At the other end of town there are also some issues to sort out. Anyone from the north side of town wanting to access any properties in the upper half of High Street will now be likely to use Hamlet Road and, at the risk of repeating myself, this road is probably going to be serving another 90 homes on the site of the old Hamlet Croft football ground. This project needs to be factored into the scheme.
That traffic will be competing around the Duddery Hill and Mount Road junctions with all the traffic coming down Duddery Hill, including new traffic now unable to use Crowland Road. That area is a bottleneck at the best of times. It only needs one lorry or one inconsiderately parked car to cause a big tailback.
Talking of tailbacks, access into and out of Swan Lane for Argos car park (can’t really call it Peacocks any more until we know what is happening to that store), will be controlled by traffic lights on a user-activated system.
It will be interesting to see the effect that has on the Tesco roundabout and Cangle junction complex. The rarely-used traffic light pedestrian crossing for Tesco already has the ability to cause a considerable tailback in Wratting Road and even Withersfield Road.

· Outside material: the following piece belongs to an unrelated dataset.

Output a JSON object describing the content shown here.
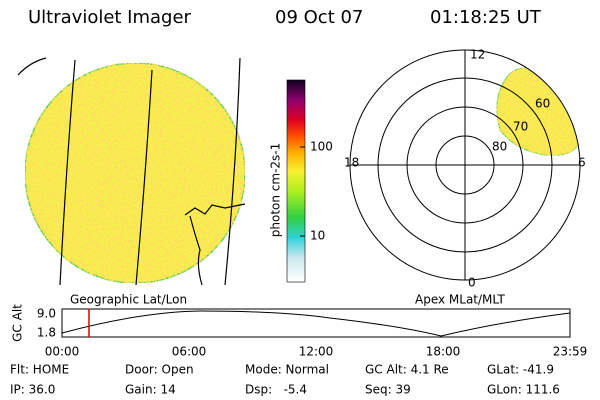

Also, the Ehringshausen Way/Lordscroft Lane section of road has already become almost interminable because of the number of crossings and junctions to be negotiated. And now everyone from the south side of town will have to use it – or run the gauntlet of the Chalkstone humps. Add in another set of traffic lights at Swan Lane and that will make it about one every 50 yards from Cineworld to Broad Street.
Then there’s the parking, or rather not parking. The street will be closed Sunday to Thursday 10am-4pm and Friday and Saturday 6am-6pm. Even outside those times you won’t be able to park in it unless you’re disabled.
That may be difficult to enforce, and it will almost certainly put up the currency value of blue badges among the fast food junkies, but it would be good from an aesthetic point of view.
And then there are the businesses cut off from access, and the 100-plus people who work on the Gurteens site....
There is no doubt that the ‘holy grail’ of an attractive, traffic-free high street is worth sacrificing a lot for. In the end we will probably have to put up with all the concomitant difficulties which it creates.
If that is the case, the borough had better do a good job with the cosmetics in the ‘pedestrian’ area. It has to look absolutely fantastic – and bring in some national retailers - for people to be convinced it has been worth all the hassle.